One of the purposes of a roadway drainage ditch is to prevent unsafe accumulations of rainwater on the roadway surface. An open ditch allows water to move fully away from a road surface. In contrast, a piped storm sewer system uses the edge of the roadway surface if there is a curb, or a shallow swale over the former ditch to convey the water until it reaches a catch basin or other point of interception. An open ditch also continuously intercepts rainwater flowing toward the roadway from adjacent land. For these reasons, a roadway drainage ditch is less likely to allow accumulation of water on or near a roadway surface than a storm sewer system.
Roadway Base Drainage
Another purpose of a roadway drainage ditch is to drain water from under the roadway. The base is the foundation for supporting the load of traffic on the asphalt roadway. If water becomes trapped in the base, it weakens the structure of the roadway, leading to premature failure of the roadway. In addition, during cold weather, freezing and thawing of water trapped in the base under the pavement causes rapid deterioration of the pavement. An open ditch of sufficient depth provides continuous drainage of the base.
An open ditch has more capability than a piped system to reduce flooding resulting from heavy rainfall. During an extreme rainfall event, flow in a roadway drainage ditch is usually limited by driveway culverts or water elevations at discharge points, such as intercepting streams. When that happens, each roadway ditch becomes a small detention basin, storing excess water until discharge capacity becomes available. A piped system does not have the capability to store excess water. A piped system also accelerates water flow, making downstream flooding conditions worse.
Water Quality Issues Improved
An open ditch helps to maintain healthy water quality in receiving streams:
- Vegetation in a roadway drainage ditch provides valuable filtering of water. Roadways gradually accumulate rubber tire wear, lubricants, metal particles, rust fragments, and other substances from the wear and weathering of motor vehicles. These substances, as well as roadway materials loosened by wear and weathering, are washed from roadways by rainwater. Ditch vegetation helps to trap these substances, and reduce flow rates, promoting settlement of solid particles and preventing them from entering the natural waterways. The mowing of roadside ditches should be kept to a minimum in order to maximize filtering.
- Ditches reduce flow rates and increase storage of excess rainwater which helps reduce downstream erosion and the impact on stream habitat caused by high concentrations of suspended solids.
- The detection of illicit discharges is easier in open ditches than in closed piped systems. EPA rules require that non-rainwater discharges be eliminated from urban drainage systems. Such discharges include failing septic system discharges and disposal of solvents, motor vehicle fluids, and cleaning products.
Infrastructure Costs Reduced
Piped drainage systems, including storm sewers, catch basins, manholes, headwalls and under-drain piping are much more costly to construct than roadside ditches.

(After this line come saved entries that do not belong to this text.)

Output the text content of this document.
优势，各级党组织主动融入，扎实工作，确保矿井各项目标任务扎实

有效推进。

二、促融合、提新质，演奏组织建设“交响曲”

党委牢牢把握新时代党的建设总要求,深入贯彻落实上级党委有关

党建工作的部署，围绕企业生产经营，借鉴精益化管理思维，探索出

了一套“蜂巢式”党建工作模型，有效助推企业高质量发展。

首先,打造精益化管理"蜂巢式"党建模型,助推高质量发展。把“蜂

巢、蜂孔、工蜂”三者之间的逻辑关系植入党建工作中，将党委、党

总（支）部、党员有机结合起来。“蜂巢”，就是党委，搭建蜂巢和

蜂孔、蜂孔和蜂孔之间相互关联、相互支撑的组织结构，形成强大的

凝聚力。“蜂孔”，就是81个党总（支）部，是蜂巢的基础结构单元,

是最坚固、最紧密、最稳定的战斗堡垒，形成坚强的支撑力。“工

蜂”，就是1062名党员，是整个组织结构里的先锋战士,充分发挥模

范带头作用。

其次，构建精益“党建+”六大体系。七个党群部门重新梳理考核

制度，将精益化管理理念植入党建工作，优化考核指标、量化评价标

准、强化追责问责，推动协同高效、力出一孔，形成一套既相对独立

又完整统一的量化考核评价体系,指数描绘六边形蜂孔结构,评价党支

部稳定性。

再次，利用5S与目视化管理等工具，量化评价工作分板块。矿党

If a piped drainage system is constructed without adding an adequate under-drain system, additional costs are incurred for roadway repair and reconstruction due to roadway deterioration caused by inadequate base drainage.
It is at the Road Superintendent’s discretion to repair, replace or remove any failing drainage structure within the Township’s right-of-way. It is not the obligation of the Township to maintain or improve the storm drainage facilities across any individual’s property.
Coventry Township will not replace failing pipes but will open the ditch wherever possible to improve drainage throughout the Township. Open ditches are preferred to closed ditches wherever applicable.
Per the Ohio Revised Code (5543.16) owners of land shall construct and keep in repair all approaches or driveways from the public roads. Driveway culverts are considered part of the approaches and driveways and are the responsibility of the property owner. Property owners are responsible for the cost of the driveway approach and pipe as well as for the maintenance and repair. Per Ohio Revised Code (5571.16) property owners are required to obtain a permit as approved by the Township Road Superintendent. Please see the Township website at www.coventrytownship.com for the permit application form – also available at the Township Administration Office.
It is important that all Township Ditches be kept clear of obstructions that would impede the flow of water:
- Please do not dump grass clippings, leaves or other debris into/or adjacent to storm water ditches, channels or swales.
- At times, natural obstructions such as trees or tree limbs, beaver dams, brush or bushes may fall into ditches. These obstructions, if left unattended, may cause a ditch to become clogged and overflow.
- Please report any dumping or obstructions in Township ditches to the Coventry Road Department at 330-644-0785, ext. 680.
*This policy and supporting information has been adopted based on the Summit County Engineer’s Ditch Enclosure Policy and Driveway Pipe Policy and Procedure.